Les hommes de Lobsang s'élançaient à travers le corridor du Wakhan, une étroite bande de vallées alpines glaciale et perchée, enserrée par des montagnes culminant à plus de sept mille mètres.
La vallée s'étendait depuis la province du Badakhshan en suivant les sources de l'Amou-Daria puis le fleuve Wakhan jusqu'à Sarhad-e-Borghil. Les deux rivières prennaient leurs sources dans les montagnes du Pamir. La marche était épuisante, le sol instable et les pentes escarpées rendaient le parcours difficile. “Ne relâchez pas votre attention. Chaque pas nous rapproche du but,” rappelait Lobsang, le vent mordant de l'Hindu Kuch soufflant à travers ses mots.
Dans leurs villages juchés sur les flancs des montagnes, les Wakhis, ignoraient le sunnisme dominant le reste de l’Afghanistan. De confession ismaélienne, les Wakhis vénéraient l’Aga Khan, le chef spirituel des ismaéliens nizârites.
De confession ismaélienne, les Wakhis vénéraient l’Aga Khan
Dans la vallée baignée par la rivière Wakhan, les hameaux s'éparpillaient le long des flots verdoyants, nichés entre les hautes herbes, les peupliers et les champs de blé, le tout surplombé par les majestueuses chaînes du Pamir, un enchaînement de vallées glaciaires, de steppes et de plateaux balayés par les vents.
De passe en passe, les chemins arides traversaient des maquis odorants et des dunes plantées de graminées, des prairies rases et des plaines de cailloux, offrant un paysage à la fois austère et envoûtant.
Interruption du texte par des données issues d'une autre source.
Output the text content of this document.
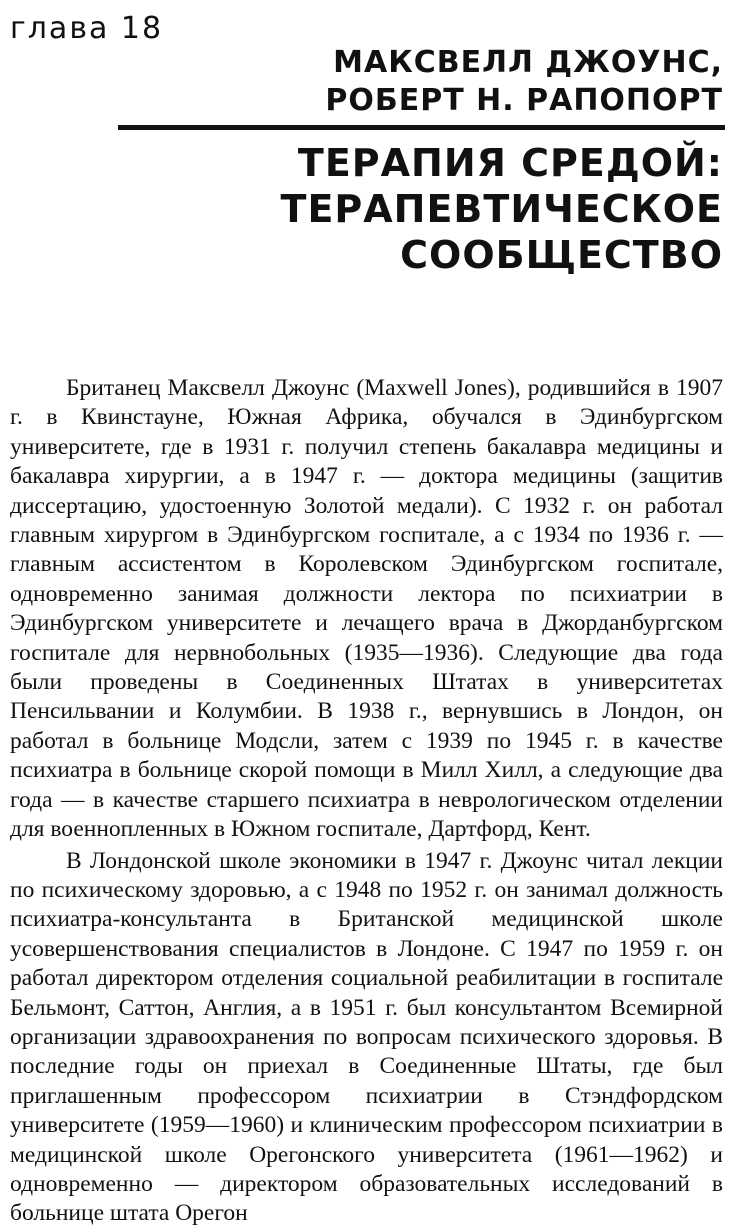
глава 18
МАКСВЕЛЛ ДЖОУНС,
РОБЕРТ Н. РАПОПОРТ
ТЕРАПИЯ СРЕДОЙ:
ТЕРАПЕВТИЧЕСКОЕ
СООБЩЕСТВО

Британец Максвелл Джоунс (Maxwell Jones), родившийся в 1907 г. в Квинстауне, Южная Африка, обучался в Эдинбургском университете, где в 1931 г. получил степень бакалавра медицины и бакалавра хирургии, а в 1947 г. — доктора медицины (защитив диссертацию, удостоенную Золотой медали). С 1932 г. он работал главным хирургом в Эдинбургском госпитале, а с 1934 по 1936 г. — главным ассистентом в Королевском Эдинбургском госпитале, одновременно занимая должности лектора по психиатрии в Эдинбургском университете и лечащего врача в Джорданбургском госпитале для нервнобольных (1935—1936). Следующие два года были проведены в Соединенных Штатах в университетах Пенсильвании и Колумбии. В 1938 г., вернувшись в Лондон, он работал в больнице Модсли, затем с 1939 по 1945 г. в качестве психиатра в больнице скорой помощи в Милл Хилл, а следующие два года — в качестве старшего психиатра в неврологическом отделении для военнопленных в Южном госпитале, Дартфорд, Кент.

В Лондонской школе экономики в 1947 г. Джоунс читал лекции по психическому здоровью, а с 1948 по 1952 г. он занимал должность психиатра-консультанта в Британской медицинской школе усовершенствования специалистов в Лондоне. С 1947 по 1959 г. он работал директором отделения социальной реабилитации в госпитале Бельмонт, Саттон, Англия, а в 1951 г. был консультантом Всемирной организации здравоохранения по вопросам психического здоровья. В последние годы он приехал в Соединенные Штаты, где был приглашенным профессором психиатрии в Стэндфордском университете (1959—1960) и клиническим профессором психиатрии в медицинской школе Орегонского университета (1961—1962) и одновременно — директором образовательных исследований в больнице штата Орегон
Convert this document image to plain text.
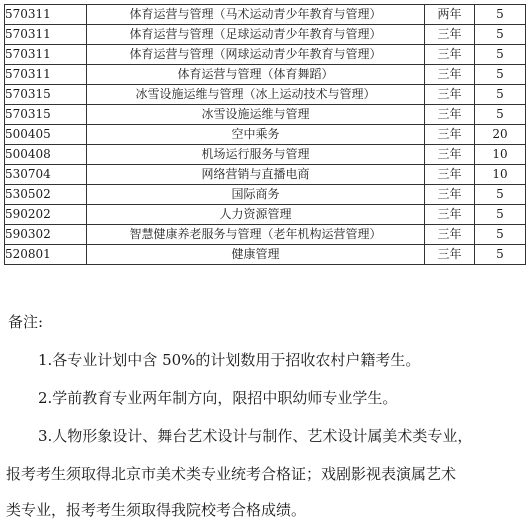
570311	体育运营与管理（马术运动青少年教育与管理）	两年	5
570311	体育运营与管理（足球运动青少年教育与管理）	三年	5
570311	体育运营与管理（网球运动青少年教育与管理）	三年	5
570311	体育运营与管理（体育舞蹈）	三年	5
570315	冰雪设施运维与管理（冰上运动技术与管理）	三年	5
570315	冰雪设施运维与管理	三年	5
500405	空中乘务	三年	20
500408	机场运行服务与管理	三年	10
530704	网络营销与直播电商	三年	10
530502	国际商务	三年	5
590202	人力资源管理	三年	5
590302	智慧健康养老服务与管理（老年机构运营管理）	三年	5
520801	健康管理	三年	5
备注:

1.各专业计划中含 50%的计划数用于招收农村户籍考生。

2.学前教育专业两年制方向，限招中职幼师专业学生。

3.人物形象设计、舞台艺术设计与制作、艺术设计属美术类专业，

报考考生须取得北京市美术类专业统考合格证；戏剧影视表演属艺术

类专业，报考考生须取得我院校考合格成绩。
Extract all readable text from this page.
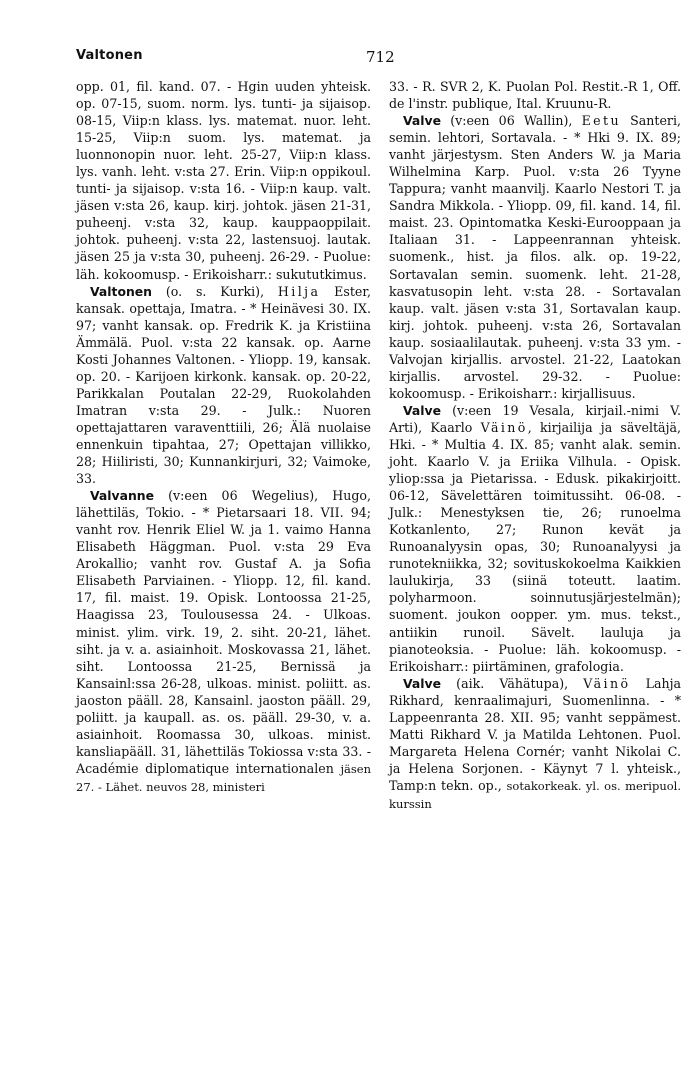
Valtonen	712

opp. 01, fil. kand. 07. - Hgin uuden yhteisk. op. 07-15, suom. norm. lys. tunti- ja sijaisop. 08-15, Viip:n klass. lys. matemat. nuor. leht. 15-25, Viip:n suom. lys. matemat. ja luonnonopin nuor. leht. 25-27, Viip:n klass. lys. vanh. leht. v:sta 27. Erin. Viip:n oppikoul. tunti- ja sijaisop. v:sta 16. - Viip:n kaup. valt. jäsen v:sta 26, kaup. kirj. johtok. jäsen 21-31, puheenj. v:sta 32, kaup. kauppaoppilait. johtok. puheenj. v:sta 22, lastensuoj. lautak. jäsen 25 ja v:sta 30, puheenj. 26-29. - Puolue: läh. kokoomusp. - Erikoisharr.: sukututkimus.

Valtonen (o. s. Kurki), Hilja Ester, kansak. opettaja, Imatra. - * Heinävesi 30. IX. 97; vanht kansak. op. Fredrik K. ja Kristiina Ämmälä. Puol. v:sta 22 kansak. op. Aarne Kosti Johannes Valtonen. - Yliopp. 19, kansak. op. 20. - Karijoen kirkonk. kansak. op. 20-22, Parikkalan Poutalan 22-29, Ruokolahden Imatran v:sta 29. - Julk.: Nuoren opettajattaren varaventtiili, 26; Älä nuolaise ennenkuin tipahtaa, 27; Opettajan villikko, 28; Hiiliristi, 30; Kunnankirjuri, 32; Vaimoke, 33.

Valvanne (v:een 06 Wegelius), Hugo, lähettiläs, Tokio. - * Pietarsaari 18. VII. 94; vanht rov. Henrik Eliel W. ja 1. vaimo Hanna Elisabeth Häggman. Puol. v:sta 29 Eva Arokallio; vanht rov. Gustaf A. ja Sofia Elisabeth Parviainen. - Yliopp. 12, fil. kand. 17, fil. maist. 19. Opisk. Lontoossa 21-25, Haagissa 23, Toulousessa 24. - Ulkoas. minist. ylim. virk. 19, 2. siht. 20-21, lähet. siht. ja v. a. asiainhoit. Moskovassa 21, lähet. siht. Lontoossa 21-25, Bernissä ja Kansainl:ssa 26-28, ulkoas. minist. poliitt. as. jaoston pääll. 28, Kansainl. jaoston pääll. 29, poliitt. ja kaupall. as. os. pääll. 29-30, v. a. asiainhoit. Roomassa 30, ulkoas. minist. kansliapääll. 31, lähettiläs Tokiossa v:sta 33. - Académie diplomatique internationalen jäsen 27. - Lähet. neuvos 28, ministeri

33. - R. SVR 2, K. Puolan Pol. Restit.-R 1, Off. de l'instr. publique, Ital. Kruunu-R.

Valve (v:een 06 Wallin), Eetu Santeri, semin. lehtori, Sortavala. - * Hki 9. IX. 89; vanht järjestysm. Sten Anders W. ja Maria Wilhelmina Karp. Puol. v:sta 26 Tyyne Tappura; vanht maanvilj. Kaarlo Nestori T. ja Sandra Mikkola. - Yliopp. 09, fil. kand. 14, fil. maist. 23. Opintomatka Keski-Eurooppaan ja Italiaan 31. - Lappeenrannan yhteisk. suomenk., hist. ja filos. alk. op. 19-22, Sortavalan semin. suomenk. leht. 21-28, kasvatusopin leht. v:sta 28. - Sortavalan kaup. valt. jäsen v:sta 31, Sortavalan kaup. kirj. johtok. puheenj. v:sta 26, Sortavalan kaup. sosiaalilautak. puheenj. v:sta 33 ym. - Valvojan kirjallis. arvostel. 21-22, Laatokan kirjallis. arvostel. 29-32. - Puolue: kokoomusp. - Erikoisharr.: kirjallisuus.

Valve (v:een 19 Vesala, kirjail.-nimi V. Arti), Kaarlo Väinö, kirjailija ja säveltäjä, Hki. - * Multia 4. IX. 85; vanht alak. semin. joht. Kaarlo V. ja Eriika Vilhula. - Opisk. yliop:ssa ja Pietarissa. - Edusk. pikakirjoitt. 06-12, Sävelettären toimitussiht. 06-08. - Julk.: Menestyksen tie, 26; runoelma Kotkanlento, 27; Runon kevät ja Runoanalyysin opas, 30; Runoanalyysi ja runotekniikka, 32; sovituskokoelma Kaikkien laulukirja, 33 (siinä toteutt. laatim. polyharmoon. soinnutusjärjestelmän); suoment. joukon oopper. ym. mus. tekst., antiikin runoil. Sävelt. lauluja ja pianoteoksia. - Puolue: läh. kokoomusp. - Erikoisharr.: piirtäminen, grafologia.

Valve (aik. Vähätupa), Väinö Lahja Rikhard, kenraalimajuri, Suomenlinna. - * Lappeenranta 28. XII. 95; vanht seppämest. Matti Rikhard V. ja Matilda Lehtonen. Puol. Margareta Helena Cornér; vanht Nikolai C. ja Helena Sorjonen. - Käynyt 7 l. yhteisk., Tamp:n tekn. op., sotakorkeak. yl. os. meripuol. kurssin
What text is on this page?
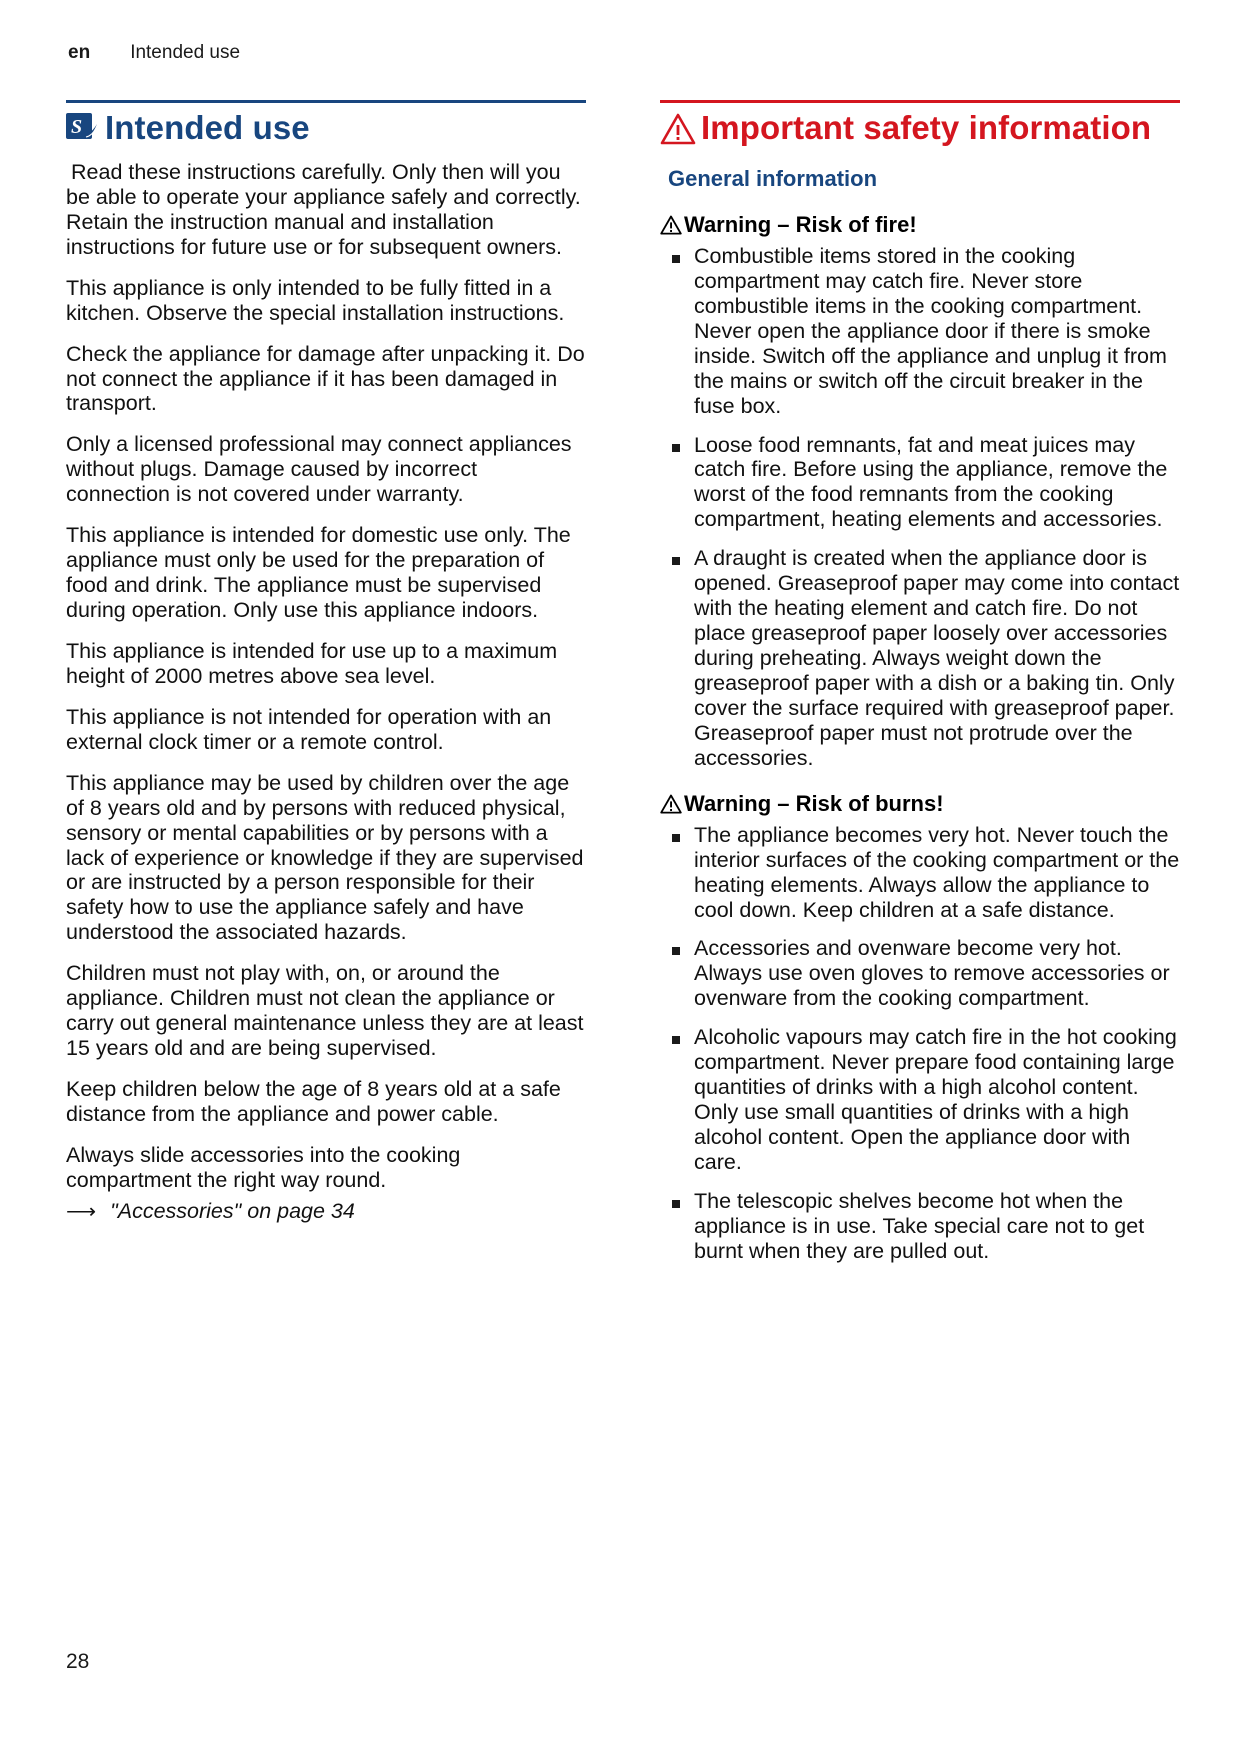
en Intended use
S Intended use

Read these instructions carefully. Only then will you be able to operate your appliance safely and correctly. Retain the instruction manual and installation instructions for future use or for subsequent owners.

This appliance is only intended to be fully fitted in a kitchen. Observe the special installation instructions.

Check the appliance for damage after unpacking it. Do not connect the appliance if it has been damaged in transport.

Only a licensed professional may connect appliances without plugs. Damage caused by incorrect connection is not covered under warranty.

This appliance is intended for domestic use only. The appliance must only be used for the preparation of food and drink. The appliance must be supervised during operation. Only use this appliance indoors.

This appliance is intended for use up to a maximum height of 2000 metres above sea level.

This appliance is not intended for operation with an external clock timer or a remote control.

This appliance may be used by children over the age of 8 years old and by persons with reduced physical, sensory or mental capabilities or by persons with a lack of experience or knowledge if they are supervised or are instructed by a person responsible for their safety how to use the appliance safely and have understood the associated hazards.

Children must not play with, on, or around the appliance. Children must not clean the appliance or carry out general maintenance unless they are at least 15 years old and are being supervised.

Keep children below the age of 8 years old at a safe distance from the appliance and power cable.

Always slide accessories into the cooking compartment the right way round.

⟶ "Accessories" on page 34
Important safety information
General information
Warning – Risk of fire!
Combustible items stored in the cooking compartment may catch fire. Never store combustible items in the cooking compartment. Never open the appliance door if there is smoke inside. Switch off the appliance and unplug it from the mains or switch off the circuit breaker in the fuse box.
Loose food remnants, fat and meat juices may catch fire. Before using the appliance, remove the worst of the food remnants from the cooking compartment, heating elements and accessories.
A draught is created when the appliance door is opened. Greaseproof paper may come into contact with the heating element and catch fire. Do not place greaseproof paper loosely over accessories during preheating. Always weight down the greaseproof paper with a dish or a baking tin. Only cover the surface required with greaseproof paper. Greaseproof paper must not protrude over the accessories.
Warning – Risk of burns!
The appliance becomes very hot. Never touch the interior surfaces of the cooking compartment or the heating elements. Always allow the appliance to cool down. Keep children at a safe distance.
Accessories and ovenware become very hot. Always use oven gloves to remove accessories or ovenware from the cooking compartment.
Alcoholic vapours may catch fire in the hot cooking compartment. Never prepare food containing large quantities of drinks with a high alcohol content. Only use small quantities of drinks with a high alcohol content. Open the appliance door with care.
The telescopic shelves become hot when the appliance is in use. Take special care not to get burnt when they are pulled out.
28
La troupe atteignit non sans difficulté le campement Wakhis de Baza'i Gonbad à la jonction du grand et du petit Pamir. Un campement composé d'une quinzaine de yourtes dressées à distance les unes des autres, près d'un petit torrent dans un repli du terrain. Le reste était aride, la végétation rase laissant passer la poussière, le vent mordant les joues desséchées.
L'Aga Khan, en tant que plus haute autorité spirituelle des Wakhis, était représenté localement par les Shahs. Traditionnellement, ces derniers résidaient en contrebas de la vallée, sur les rives de l'Amou-Daria, au village de Qala Panja, dominé par la puissante famille Sayed. Ethan Sayed, qui dirigeait ce campement, avait cependant choisi de quitter la vallée pour tenter sa chance dans la vallée de l'Hunza au Pakistan.
Il avait promis de revenir après un ou deux hiver, pourtant plus de cinq années s'étaient déjà écoulées depuis son départ. Au camp, personne ne semblait avoir le charisme nécessaire pour lui succéder, et en réalité, personne ne semblait en avoir l'ambition.